Celui fait partie d’une série rare de moins de 100 pièces parce que la plaque supérieure est en une pièce et la flèche du pointeur du compteur est en noir.

On estime que 17.500 boitiers ont été construits sur ce modèle type 149 en un an.

Le choix de l’objectif et de l’obturation sur ce modèle était limité à un Schneider-Kreuznach Xenar de 50mm ouvrant à f 3,5 – le choix aurait pu être pire, le Schneider-Kreuznach Xenar a une très bonne réputation – dans un obturateur Compur. Quoiqu’on ait relevé quelques modèles avec un Kodak-Anastigmat-Ectar 50mm ouvrant à f3,5, toujours avec le même obturateur Compur, mais moins performant.

Puisque je le cite, cet obturateur permet des vitesses de 1s à 1/300s plus une pause B, sans retardateur.

L’armement se fait en baisant le petit levier autour du bloc optique/obturateur et on déclenche soit avec le déclencheur sur le capot, le déclencheur sur le bloc ou avec une commande à fil, qui se visse à côté du déclencheur du dessus.

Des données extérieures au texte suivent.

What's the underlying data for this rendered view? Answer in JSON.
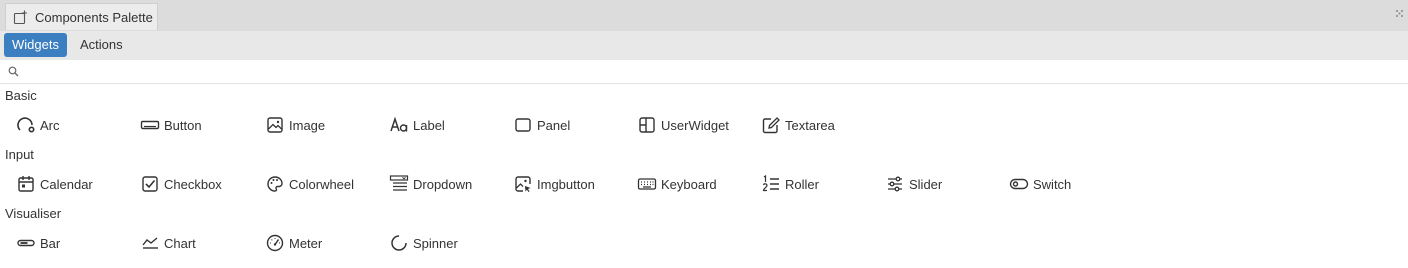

Attention, selon l’habitude, un mécanisme de protection contre la double exposition est bien présent. Donc, sans film à l’intérieur, impossible de déclencher si vous ne faites pas tourner la molette d’entrainement dans la chambre. A retenir, en cas de besoin …

Replié (les Allemands appellent ces appareils des Klapp) il est tout petit et se glisse dans n’importe quelle (grande) poche ou petit sac. Ouvert, il est un peu plus profond car la porte s’ouvre vers la droite et permet de faire sortir un court soufflet.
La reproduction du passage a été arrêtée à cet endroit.